BFRG und BFG 2013, UG 42 Land-, Forst- und Wasserwirtschaft, UG 43 Umwelt, Rubrik 4 (Wirtschaft, Infrastruktur und Umwelt)
16.11.2012

Typ
Rede

Kategorie
RSS Feed Agrarpolitik



Sitzung: 24. Gesetzgebungsperiode Nationalrat 181. Sitzung am 16.11.2012


Tagesordnungspunkt:  BFRG und BFG 2013, UG 42 Land-, Forst- und Wasserwirtschaft, UG 43 Umwelt, Rubrik 4 (Wirtschaft, Infrastruktur und Umwelt) Redezeit: 15.38-15.47


Abgeordneter Dipl.-Ing. Dr. Wolfgang Pirklhuber (Grüne): Frau Präsidentin! Herr Bundesminister! Meine Damen und Herren! Mein Vorredner, Kollege Eßl, hat völlig zu Recht den hohen Anteil an vergemeinschafteten Mitteln dargestellt, nämlich die EU-Mittel im Rahmen des Agrarbudgets. Das dürfen wir nicht vergessen, dass das Budget, also knapp 2 Milliarden €, zu mehr als 50 Prozent tatsächlich aus EU-Mitteln stammt. Das ist immer wieder eine etwas durchaus, sagen wir, unterbelichtete Seite des Agrarbudgets, weil in Europa eben nur dieser Bereich so hoch vergemeinschaftet ist.

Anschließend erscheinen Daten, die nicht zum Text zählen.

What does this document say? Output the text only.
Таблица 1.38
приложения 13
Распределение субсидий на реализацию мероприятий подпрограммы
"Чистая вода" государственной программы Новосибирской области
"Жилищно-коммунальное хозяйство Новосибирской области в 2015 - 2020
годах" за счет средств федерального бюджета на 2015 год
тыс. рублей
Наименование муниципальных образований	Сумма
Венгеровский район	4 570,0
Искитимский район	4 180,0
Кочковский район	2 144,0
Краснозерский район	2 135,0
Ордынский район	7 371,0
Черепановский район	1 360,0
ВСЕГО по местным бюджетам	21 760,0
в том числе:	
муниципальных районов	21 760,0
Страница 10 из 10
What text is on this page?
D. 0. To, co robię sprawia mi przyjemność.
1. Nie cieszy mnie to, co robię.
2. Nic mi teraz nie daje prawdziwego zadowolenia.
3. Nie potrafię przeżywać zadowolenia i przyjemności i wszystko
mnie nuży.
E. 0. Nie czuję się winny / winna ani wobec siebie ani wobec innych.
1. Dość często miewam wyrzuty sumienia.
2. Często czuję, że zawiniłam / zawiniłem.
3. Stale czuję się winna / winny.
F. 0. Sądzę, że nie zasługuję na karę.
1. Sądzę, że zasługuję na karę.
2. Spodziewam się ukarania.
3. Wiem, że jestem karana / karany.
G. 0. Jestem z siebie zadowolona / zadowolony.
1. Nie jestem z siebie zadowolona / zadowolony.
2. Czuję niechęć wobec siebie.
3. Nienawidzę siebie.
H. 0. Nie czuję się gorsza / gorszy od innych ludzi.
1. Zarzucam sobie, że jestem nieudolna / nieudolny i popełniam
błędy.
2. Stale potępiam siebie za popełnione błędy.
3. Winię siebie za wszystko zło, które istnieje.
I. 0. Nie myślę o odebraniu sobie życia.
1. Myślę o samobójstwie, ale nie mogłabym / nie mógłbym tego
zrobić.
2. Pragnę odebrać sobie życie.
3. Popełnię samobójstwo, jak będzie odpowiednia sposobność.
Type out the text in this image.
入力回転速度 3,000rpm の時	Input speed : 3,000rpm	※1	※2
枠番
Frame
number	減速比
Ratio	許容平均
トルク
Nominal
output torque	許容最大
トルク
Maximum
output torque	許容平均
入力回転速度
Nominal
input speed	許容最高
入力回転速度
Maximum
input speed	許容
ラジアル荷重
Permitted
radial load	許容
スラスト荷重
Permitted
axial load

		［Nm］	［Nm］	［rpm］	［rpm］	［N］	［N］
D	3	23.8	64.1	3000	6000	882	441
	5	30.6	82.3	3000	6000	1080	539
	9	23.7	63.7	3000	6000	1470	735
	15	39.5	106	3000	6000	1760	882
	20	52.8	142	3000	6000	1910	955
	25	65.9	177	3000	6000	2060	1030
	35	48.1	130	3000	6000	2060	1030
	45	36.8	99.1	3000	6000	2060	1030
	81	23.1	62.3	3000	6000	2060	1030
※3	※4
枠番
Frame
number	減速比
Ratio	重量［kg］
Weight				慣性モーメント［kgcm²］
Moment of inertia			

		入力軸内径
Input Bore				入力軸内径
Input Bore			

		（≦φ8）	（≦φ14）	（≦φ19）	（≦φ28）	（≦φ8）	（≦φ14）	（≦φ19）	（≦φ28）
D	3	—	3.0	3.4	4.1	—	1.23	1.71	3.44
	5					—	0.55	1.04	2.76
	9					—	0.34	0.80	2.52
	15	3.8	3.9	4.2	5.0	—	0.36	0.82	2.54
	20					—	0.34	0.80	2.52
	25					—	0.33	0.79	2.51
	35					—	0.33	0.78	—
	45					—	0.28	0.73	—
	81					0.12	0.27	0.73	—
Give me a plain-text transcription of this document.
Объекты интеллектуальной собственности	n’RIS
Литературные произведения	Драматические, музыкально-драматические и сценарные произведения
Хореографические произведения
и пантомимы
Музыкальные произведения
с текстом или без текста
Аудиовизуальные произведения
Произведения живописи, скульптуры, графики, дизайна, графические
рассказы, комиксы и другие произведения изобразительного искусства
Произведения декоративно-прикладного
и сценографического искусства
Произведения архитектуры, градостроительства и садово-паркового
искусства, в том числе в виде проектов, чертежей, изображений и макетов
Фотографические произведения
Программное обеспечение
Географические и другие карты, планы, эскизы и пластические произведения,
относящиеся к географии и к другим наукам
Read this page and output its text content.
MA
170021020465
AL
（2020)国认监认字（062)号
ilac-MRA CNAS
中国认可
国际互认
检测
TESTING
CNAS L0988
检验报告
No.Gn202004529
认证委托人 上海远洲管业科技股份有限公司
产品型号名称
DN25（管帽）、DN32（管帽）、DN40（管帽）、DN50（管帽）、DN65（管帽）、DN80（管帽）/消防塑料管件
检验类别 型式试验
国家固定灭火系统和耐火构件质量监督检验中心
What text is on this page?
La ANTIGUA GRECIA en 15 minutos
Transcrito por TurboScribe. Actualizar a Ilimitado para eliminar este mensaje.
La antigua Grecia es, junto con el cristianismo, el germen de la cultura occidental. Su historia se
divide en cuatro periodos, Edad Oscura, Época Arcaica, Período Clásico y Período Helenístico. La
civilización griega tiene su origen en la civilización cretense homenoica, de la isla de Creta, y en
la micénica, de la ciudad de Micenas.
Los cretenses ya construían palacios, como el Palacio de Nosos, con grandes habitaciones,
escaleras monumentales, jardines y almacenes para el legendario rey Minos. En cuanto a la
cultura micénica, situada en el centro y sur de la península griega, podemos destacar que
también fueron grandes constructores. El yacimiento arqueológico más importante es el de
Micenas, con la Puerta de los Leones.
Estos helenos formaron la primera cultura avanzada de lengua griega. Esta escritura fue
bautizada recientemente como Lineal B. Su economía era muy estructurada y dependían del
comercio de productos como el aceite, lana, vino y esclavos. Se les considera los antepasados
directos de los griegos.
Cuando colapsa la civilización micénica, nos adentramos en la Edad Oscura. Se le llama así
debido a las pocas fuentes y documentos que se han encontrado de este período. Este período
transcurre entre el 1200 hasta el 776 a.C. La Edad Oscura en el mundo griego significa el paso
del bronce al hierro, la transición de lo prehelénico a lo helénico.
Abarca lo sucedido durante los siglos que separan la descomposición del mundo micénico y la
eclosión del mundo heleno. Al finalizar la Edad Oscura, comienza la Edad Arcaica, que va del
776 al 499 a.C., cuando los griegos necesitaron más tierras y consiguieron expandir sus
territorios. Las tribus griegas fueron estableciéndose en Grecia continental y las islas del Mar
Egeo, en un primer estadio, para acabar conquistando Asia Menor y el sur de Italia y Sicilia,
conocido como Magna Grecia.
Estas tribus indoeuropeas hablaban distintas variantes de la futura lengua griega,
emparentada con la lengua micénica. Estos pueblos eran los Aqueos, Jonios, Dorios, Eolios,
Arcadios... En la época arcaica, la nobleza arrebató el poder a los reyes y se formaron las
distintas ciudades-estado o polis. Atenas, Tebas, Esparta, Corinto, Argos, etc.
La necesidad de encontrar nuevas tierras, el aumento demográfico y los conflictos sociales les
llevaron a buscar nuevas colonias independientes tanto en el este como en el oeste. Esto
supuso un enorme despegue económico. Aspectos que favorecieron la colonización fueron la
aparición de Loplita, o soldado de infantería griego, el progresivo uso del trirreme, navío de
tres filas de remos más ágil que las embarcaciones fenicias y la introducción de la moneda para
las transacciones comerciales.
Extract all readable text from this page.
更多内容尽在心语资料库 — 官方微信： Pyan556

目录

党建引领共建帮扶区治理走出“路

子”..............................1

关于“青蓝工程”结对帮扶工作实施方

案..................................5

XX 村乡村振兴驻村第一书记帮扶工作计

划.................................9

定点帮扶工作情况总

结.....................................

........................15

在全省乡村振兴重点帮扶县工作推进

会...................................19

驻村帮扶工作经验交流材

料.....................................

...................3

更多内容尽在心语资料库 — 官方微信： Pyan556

Wir Grüne wünschen uns mehr vergemeinschaftete Bereiche: die Sozialpolitik, die Finanzpolitik teilweise, auch Teile der Steuerpolitik. (Zwischenruf des Abg. Mag. Schickhofer.) Das würde dann auch anders aussehen, wenn man da zu mehr Harmonisierung beiträgt. Und darum warne ich vor diesen Überlegungen, Agrarpolitik zu renationalisieren. Das ist keine Lösung. - Das ist ein Punkt. (Beifall bei Grünen und ÖVP sowie bei Abgeordneten der SPÖ.)


Insofern muss ich feststellen, dass neben diesen Grundfragen der Agrarpolitik natürlich auch die Fragen, die wirklich national gestaltet werden, nämlich: wie ist die Verwaltung - das betrifft die Agrarmarkt Austria -, wie ist das Ministerium aufgestellt, wie macht der Herr Minister Öffentlichkeitsarbeit, wie finanziert er seine Homepage, wie bringt er die richtigen Informationen unter die Bäuerinnen und Bauern?, echte Kern­themen der eigenen Umsetzung sind. Das sind Aufgaben, die natürlich auch im Budget mit nationalen Mitteln abgedeckt werden.


Da muss ich schon sagen, Herr Bundesminister, Sie haben uns ja hier in den letzten Monaten einiges ansehen lassen. Das ist ja hier, Gott sei Dank, sehr intensiv diskutiert worden. Und der Korruptionsverdacht steht nicht nur im Raum, sondern es gibt harte Fakten, die uns noch einige Nüsse zu knacken aufgeben werden. Es zeigt auch, wie Sie Fragen zum Budget, schriftliche Fragen, beantworten, die nämlich genau in jene Richtung zielen, die auch schon diskutiert wurden.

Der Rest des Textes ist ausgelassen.